Магический артефакт, покоясь в его ладонях, вызывал, как казалось Палину, боль, на самом же деле это он сам так сильно сжал его, что острые грани камней порезали кожу. Но Палин никак не мог выпустить его из рук, он жадно обнимал пальцами, словно лаская. Он предпочитал такую боль прежнему онемению.
Герард смущенно кашлянул.
— Я правильно понимаю, господин, — осторожно начал он, — что эта вещь является мощным магическим артефактом из Четвертого Века?
— Совершенно правильно.
Все ожидали, что он что-нибудь добавит, но Палин молчал. Ему страшно хотелось уйти, остаться одному, наедине со своими мыслями, которые метались сейчас у него в голове подобно тому, как мечутся по полу крысы, застигнутые ярким огнем. Одни ныряют в темные дыры, другие, извиваясь, пытаются заползти под что-нибудь, некоторые злобно таращат блестящие глазки на яркий свет. А он должен оставаться тут, выносить их глупость, их идиотские вопросы. И даже выслушивать продолжение истории Таса.
— Расскажи мне, что произошло потом, Тас, — заговорил, взяв наконец себя в руки, Палин. — Только, пожалуйста, без этих твоих мамонтов. То, о чем мы говорим сейчас, слишком важно.

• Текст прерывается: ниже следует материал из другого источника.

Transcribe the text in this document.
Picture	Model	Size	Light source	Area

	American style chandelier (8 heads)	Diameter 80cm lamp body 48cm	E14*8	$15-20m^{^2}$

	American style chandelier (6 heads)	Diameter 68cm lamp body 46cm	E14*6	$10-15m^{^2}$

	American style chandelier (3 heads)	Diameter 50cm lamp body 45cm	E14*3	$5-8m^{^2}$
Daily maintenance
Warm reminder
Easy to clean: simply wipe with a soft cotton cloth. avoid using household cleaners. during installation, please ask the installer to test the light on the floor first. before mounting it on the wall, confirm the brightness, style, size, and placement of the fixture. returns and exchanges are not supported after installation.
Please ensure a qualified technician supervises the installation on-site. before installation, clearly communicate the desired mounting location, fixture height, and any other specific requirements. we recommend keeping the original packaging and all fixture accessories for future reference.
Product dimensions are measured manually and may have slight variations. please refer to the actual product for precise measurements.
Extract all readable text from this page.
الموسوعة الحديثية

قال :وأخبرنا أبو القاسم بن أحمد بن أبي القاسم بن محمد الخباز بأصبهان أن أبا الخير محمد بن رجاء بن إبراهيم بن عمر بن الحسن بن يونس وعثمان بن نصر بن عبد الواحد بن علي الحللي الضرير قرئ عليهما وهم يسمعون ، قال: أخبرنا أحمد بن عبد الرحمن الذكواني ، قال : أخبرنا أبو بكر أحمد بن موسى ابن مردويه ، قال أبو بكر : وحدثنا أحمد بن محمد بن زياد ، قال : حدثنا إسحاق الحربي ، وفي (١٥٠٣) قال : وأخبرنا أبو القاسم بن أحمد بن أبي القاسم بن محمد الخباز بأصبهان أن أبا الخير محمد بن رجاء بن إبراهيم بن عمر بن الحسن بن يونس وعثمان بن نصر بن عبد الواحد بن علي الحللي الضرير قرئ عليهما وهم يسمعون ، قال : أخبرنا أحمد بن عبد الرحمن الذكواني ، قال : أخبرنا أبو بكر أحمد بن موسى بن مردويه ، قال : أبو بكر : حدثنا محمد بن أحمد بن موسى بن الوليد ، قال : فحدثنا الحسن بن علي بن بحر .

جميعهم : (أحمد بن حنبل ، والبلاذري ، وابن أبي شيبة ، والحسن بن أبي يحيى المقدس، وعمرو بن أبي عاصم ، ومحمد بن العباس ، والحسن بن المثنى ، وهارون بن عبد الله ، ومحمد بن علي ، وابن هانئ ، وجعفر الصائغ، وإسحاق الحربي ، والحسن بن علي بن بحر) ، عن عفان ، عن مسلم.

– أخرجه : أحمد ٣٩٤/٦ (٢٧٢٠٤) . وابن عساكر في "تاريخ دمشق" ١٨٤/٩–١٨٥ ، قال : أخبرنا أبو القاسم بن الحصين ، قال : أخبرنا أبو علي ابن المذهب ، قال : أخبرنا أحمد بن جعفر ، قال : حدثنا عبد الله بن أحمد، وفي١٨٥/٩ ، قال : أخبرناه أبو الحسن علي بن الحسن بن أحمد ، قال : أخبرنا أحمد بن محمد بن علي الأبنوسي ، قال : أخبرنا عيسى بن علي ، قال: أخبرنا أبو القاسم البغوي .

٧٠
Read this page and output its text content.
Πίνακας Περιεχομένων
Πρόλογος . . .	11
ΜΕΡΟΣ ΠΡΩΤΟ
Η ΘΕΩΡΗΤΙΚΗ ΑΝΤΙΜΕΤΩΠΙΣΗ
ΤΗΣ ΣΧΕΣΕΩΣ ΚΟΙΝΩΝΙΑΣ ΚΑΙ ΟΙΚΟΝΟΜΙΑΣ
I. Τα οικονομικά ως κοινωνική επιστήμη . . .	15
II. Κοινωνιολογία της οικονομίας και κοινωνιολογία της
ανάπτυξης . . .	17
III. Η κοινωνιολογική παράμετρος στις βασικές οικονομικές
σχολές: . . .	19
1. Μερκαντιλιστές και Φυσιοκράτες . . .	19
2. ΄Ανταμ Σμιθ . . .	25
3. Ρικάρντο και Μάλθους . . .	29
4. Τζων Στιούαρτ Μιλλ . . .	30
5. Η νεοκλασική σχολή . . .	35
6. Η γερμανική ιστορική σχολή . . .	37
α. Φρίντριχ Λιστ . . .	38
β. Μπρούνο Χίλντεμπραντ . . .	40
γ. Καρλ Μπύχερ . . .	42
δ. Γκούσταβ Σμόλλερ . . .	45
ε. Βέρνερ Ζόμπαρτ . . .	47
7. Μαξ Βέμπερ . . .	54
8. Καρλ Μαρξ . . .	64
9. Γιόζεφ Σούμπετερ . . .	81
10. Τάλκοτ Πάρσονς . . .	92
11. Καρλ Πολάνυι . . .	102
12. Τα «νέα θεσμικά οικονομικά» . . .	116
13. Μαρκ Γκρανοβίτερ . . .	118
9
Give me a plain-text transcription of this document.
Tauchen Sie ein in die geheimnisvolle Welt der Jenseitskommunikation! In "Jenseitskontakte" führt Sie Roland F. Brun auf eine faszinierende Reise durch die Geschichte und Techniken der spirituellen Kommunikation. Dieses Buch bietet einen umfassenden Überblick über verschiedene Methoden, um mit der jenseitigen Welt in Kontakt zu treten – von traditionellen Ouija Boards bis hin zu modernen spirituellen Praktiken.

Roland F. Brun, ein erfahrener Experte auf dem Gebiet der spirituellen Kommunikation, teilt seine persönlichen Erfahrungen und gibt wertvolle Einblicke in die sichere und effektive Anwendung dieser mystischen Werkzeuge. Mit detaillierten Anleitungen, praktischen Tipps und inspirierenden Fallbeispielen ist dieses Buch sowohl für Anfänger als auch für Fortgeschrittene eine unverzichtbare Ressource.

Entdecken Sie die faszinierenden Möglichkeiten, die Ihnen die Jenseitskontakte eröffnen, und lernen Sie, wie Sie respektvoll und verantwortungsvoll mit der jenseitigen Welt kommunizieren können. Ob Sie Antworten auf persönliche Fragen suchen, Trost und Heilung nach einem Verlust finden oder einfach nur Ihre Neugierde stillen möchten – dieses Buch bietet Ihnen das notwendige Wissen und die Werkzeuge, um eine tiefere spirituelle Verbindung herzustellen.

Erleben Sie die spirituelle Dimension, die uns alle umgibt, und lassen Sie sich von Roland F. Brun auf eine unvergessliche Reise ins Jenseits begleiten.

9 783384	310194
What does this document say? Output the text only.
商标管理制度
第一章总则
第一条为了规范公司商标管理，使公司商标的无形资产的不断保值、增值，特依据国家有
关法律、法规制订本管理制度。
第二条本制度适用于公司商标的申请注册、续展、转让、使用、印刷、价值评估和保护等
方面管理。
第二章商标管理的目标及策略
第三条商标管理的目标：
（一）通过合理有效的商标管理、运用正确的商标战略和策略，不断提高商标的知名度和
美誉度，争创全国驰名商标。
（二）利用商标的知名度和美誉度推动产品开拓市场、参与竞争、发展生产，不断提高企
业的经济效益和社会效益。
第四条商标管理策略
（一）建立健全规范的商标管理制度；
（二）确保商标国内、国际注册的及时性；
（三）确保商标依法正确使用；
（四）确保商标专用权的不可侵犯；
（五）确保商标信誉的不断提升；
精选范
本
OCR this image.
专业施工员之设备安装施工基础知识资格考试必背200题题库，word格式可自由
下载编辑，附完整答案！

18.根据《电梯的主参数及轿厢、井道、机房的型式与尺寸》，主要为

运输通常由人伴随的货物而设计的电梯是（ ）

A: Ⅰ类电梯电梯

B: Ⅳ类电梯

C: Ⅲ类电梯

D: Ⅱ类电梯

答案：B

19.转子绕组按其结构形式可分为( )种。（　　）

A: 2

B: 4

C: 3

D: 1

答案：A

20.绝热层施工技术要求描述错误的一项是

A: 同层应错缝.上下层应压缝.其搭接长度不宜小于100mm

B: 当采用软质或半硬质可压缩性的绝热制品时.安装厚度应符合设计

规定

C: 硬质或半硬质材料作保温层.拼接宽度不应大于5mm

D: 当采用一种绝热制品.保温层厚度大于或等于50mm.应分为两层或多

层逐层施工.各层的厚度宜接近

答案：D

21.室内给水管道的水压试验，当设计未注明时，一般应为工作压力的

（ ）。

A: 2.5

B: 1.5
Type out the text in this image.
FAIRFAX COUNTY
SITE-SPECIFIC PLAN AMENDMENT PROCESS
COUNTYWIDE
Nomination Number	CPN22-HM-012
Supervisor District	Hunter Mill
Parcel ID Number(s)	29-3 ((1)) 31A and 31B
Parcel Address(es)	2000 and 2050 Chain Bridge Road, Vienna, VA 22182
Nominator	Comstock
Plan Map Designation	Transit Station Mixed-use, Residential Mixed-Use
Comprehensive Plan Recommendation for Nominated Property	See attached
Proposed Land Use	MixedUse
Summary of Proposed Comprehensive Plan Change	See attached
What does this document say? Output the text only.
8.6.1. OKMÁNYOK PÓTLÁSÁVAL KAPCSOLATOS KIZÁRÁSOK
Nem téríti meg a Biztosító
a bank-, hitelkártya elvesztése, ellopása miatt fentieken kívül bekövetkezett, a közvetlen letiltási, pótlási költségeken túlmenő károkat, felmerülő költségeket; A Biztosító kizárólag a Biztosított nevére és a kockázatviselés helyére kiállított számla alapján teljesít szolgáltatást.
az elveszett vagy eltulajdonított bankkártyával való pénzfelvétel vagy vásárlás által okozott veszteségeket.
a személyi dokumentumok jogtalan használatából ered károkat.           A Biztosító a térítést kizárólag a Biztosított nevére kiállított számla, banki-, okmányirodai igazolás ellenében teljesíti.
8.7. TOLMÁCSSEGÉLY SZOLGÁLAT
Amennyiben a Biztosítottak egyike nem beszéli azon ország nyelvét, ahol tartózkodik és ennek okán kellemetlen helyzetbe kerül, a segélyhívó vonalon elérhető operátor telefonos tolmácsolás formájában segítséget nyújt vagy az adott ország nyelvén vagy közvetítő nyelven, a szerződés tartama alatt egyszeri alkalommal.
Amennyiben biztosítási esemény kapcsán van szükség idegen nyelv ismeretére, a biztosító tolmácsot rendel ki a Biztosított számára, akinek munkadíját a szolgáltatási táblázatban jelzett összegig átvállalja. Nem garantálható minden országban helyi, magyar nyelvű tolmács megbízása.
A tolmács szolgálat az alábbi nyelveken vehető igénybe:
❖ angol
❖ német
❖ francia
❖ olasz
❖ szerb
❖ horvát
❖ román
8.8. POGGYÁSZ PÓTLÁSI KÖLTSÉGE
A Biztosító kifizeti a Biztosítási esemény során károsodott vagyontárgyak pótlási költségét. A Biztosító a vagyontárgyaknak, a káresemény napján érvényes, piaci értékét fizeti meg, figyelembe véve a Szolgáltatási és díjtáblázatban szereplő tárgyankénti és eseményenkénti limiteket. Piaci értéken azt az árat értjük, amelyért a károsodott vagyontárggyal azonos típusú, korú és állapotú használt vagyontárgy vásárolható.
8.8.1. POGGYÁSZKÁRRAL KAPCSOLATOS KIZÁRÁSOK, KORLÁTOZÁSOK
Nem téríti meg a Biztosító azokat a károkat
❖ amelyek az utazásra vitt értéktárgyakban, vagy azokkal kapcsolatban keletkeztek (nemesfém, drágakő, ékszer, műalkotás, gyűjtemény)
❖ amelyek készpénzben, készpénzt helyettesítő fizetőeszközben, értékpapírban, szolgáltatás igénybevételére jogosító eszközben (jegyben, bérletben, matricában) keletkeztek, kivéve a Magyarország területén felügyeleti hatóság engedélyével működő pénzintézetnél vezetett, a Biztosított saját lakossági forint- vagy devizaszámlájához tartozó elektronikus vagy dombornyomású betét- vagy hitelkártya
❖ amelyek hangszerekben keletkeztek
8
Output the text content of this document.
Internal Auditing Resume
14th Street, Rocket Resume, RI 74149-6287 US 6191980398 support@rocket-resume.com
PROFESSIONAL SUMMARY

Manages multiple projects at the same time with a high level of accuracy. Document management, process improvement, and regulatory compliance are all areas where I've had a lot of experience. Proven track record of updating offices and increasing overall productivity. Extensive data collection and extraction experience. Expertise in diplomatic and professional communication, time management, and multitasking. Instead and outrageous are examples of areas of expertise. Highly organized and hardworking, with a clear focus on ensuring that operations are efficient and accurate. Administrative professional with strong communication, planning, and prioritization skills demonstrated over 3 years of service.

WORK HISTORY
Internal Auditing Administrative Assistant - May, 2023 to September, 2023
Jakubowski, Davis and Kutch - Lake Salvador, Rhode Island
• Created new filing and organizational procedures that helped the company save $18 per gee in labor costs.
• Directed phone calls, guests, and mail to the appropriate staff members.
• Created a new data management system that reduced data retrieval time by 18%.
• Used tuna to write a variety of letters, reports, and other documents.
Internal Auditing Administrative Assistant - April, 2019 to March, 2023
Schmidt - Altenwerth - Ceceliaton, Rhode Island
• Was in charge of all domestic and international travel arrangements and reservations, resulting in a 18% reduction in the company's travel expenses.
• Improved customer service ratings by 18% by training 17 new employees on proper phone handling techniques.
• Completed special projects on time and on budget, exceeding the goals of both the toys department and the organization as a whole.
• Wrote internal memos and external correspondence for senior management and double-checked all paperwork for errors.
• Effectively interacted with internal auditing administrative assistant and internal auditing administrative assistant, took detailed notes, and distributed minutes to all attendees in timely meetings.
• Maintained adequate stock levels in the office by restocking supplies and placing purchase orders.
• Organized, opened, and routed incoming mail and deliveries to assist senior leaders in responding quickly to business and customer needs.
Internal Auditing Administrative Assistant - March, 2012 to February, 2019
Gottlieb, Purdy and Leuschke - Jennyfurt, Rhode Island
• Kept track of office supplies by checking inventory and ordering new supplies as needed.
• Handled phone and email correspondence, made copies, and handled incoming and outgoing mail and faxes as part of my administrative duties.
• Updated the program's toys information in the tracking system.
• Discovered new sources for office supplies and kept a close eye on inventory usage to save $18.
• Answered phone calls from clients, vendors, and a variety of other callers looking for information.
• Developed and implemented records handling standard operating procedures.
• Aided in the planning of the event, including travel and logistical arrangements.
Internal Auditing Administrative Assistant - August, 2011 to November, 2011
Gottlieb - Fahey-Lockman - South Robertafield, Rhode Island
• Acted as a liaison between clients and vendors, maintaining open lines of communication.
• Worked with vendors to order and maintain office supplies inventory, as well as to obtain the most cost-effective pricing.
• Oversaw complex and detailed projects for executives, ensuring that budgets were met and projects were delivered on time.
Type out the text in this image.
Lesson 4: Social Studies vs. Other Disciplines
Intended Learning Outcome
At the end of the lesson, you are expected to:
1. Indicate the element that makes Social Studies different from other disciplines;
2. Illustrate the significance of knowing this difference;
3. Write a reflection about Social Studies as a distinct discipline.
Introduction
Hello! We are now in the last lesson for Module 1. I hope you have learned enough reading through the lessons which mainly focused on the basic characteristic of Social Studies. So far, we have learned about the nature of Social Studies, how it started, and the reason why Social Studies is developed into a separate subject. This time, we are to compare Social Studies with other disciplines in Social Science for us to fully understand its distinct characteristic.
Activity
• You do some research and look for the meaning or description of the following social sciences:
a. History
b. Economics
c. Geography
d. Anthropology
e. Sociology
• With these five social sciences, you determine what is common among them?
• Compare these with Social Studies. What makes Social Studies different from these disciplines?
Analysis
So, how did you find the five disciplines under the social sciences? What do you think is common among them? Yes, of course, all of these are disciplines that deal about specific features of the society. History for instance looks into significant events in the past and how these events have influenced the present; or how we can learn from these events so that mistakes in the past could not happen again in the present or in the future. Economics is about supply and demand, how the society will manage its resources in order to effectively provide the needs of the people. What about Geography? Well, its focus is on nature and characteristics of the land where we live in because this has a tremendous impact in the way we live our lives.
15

— Я понимаю, — сразу посерьезнел Тас. — Я расскажу всю правду, обещаю. Это началось в тот день, когда я пришел на похороны одного очень милого кендера, с которым мы как раз накануне познакомились. У него произошла неприятная стычка с гоблином. И так получилось, что он... — Тут Тас заметил предостерегающий взгляд Палина и заторопился: — Впрочем, не будем об этом. Я расскажу вам эту историю как-нибудь в другой раз. В общем, во время этих похорон мне вдруг пришло в голову, что лишь очень немногие кендеры доживают до такого возраста, что их можно назвать старыми. А я к тому же прожил уже много дольше большинства моих знакомых кендеров и потому подумал, что, похоже, Карамон переживет меня. А мне ужасно, ужасно хотелось сделать одну вещь до того, как я умру.
Мне хотелось рассказать всем, каким отличным другом был для меня Карамон. И я, конечно, решил, что самое лучшее — рассказать об этом на его похоронах; но если Карамон переживет меня, то прийти на его похороны мне будет немножко трудно.
В общем, однажды я рассказал об этом Фисбену и все доходчиво объяснил, и он сказал, что все понял, и что я придумал очень хорошую штуку, очень благородную, и что он обязательно что-нибудь устроит. И он вправду устроил. Он дал мне эту вещь и сказал, что я могу выступить на похоронах Карамона, если с ее помощью перееду во времени в тот день, когда они должны состояться. И он рассказал мне, как она работает, и строго велел прыгнуть вперед, рассказать то, что я хотел, на похоронах, а потом сразу прыгать обратно. «И не вздумай лоботрясничать», — еще сказал он. Между прочим, — тут голос Таса зазвучал очень встревоженно, — вы не думаете, что это мое путешествие с Герардом он мог бы счесть «лоботрясничаньем», а? Потому что вообще-то мне очень нравится тут, и мне гораздо приятней повидаться со старыми друзьями, чем лежать там под чьей-то огромной дурацкой ногой.